Exemple de planche n&b n°2

L’autre tour de force de ce volume est dans la subtilité narrative. Point de croix entre les genres : soutenu par le savoir-faire et l’ambition du dessin de Varanda, Vatine a certainement nourri réflexion sur une transfiguration narrative de l’œuvre de Wul : il se produit un glissement silencieux entre l’atmosphère victorienne de la première portion de l’histoire, et la dimension horrifique et apocalyptique de son ultime partie. C’est un phénomène à peine perceptible en première lecture, tant l’atmosphère absorbe : tandis que la référence shelleyenne peut apparaître au lecteur passé le premier quart du récit, le chapitre 5 (L’Éveil du Monstre, page 48) introduit en douceur cette césure progressive vers l’horreur : c’est dans le travail d’ambiance qui accompagne la descente des marches vers le laboratoire, où vient de se produire le début de la fin.
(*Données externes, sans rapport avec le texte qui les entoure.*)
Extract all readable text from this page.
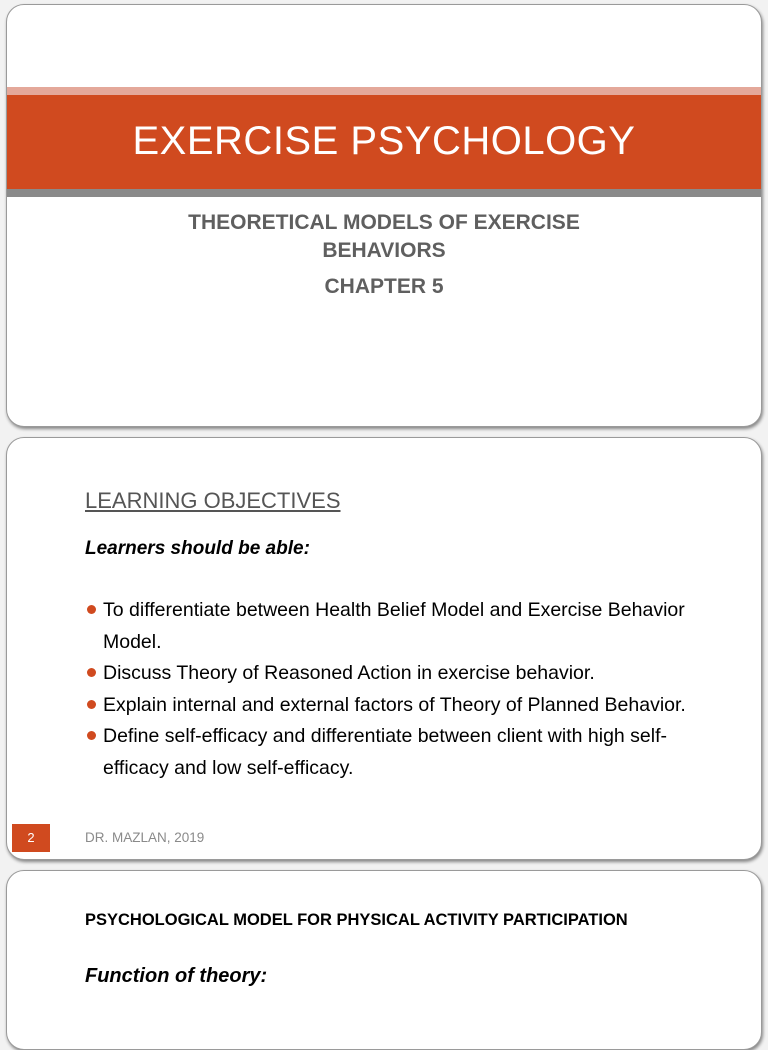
EXERCISE PSYCHOLOGY
THEORETICAL MODELS OF EXERCISE
BEHAVIORS
CHAPTER 5
LEARNING OBJECTIVES
Learners should be able:
To differentiate between Health Belief Model and Exercise Behavior Model.
Discuss Theory of Reasoned Action in exercise behavior.
Explain internal and external factors of Theory of Planned Behavior.
Define self-efficacy and differentiate between client with high self-efficacy and low self-efficacy.
2	DR. MAZLAN, 2019
PSYCHOLOGICAL MODEL FOR PHYSICAL ACTIVITY PARTICIPATION
Function of theory:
In fine, reste ce qu’il reste. Une seconde apocalypse parachève l’œuvre de la première. La mutation progressive de la créature vers une forme toujours plus monstrueuse traduit un appétit destructif, et tue les derniers espoirs de survivance. Il était inutile d’appeler au secours, la Mort ne se défie pas. Et à travers la suppression des créateurs du monstre – suppression physique ! Reste le méta ! –, c’est la fin de l’humanité tout entière, du moins telle que nous la connaissons, qui s’esquisse.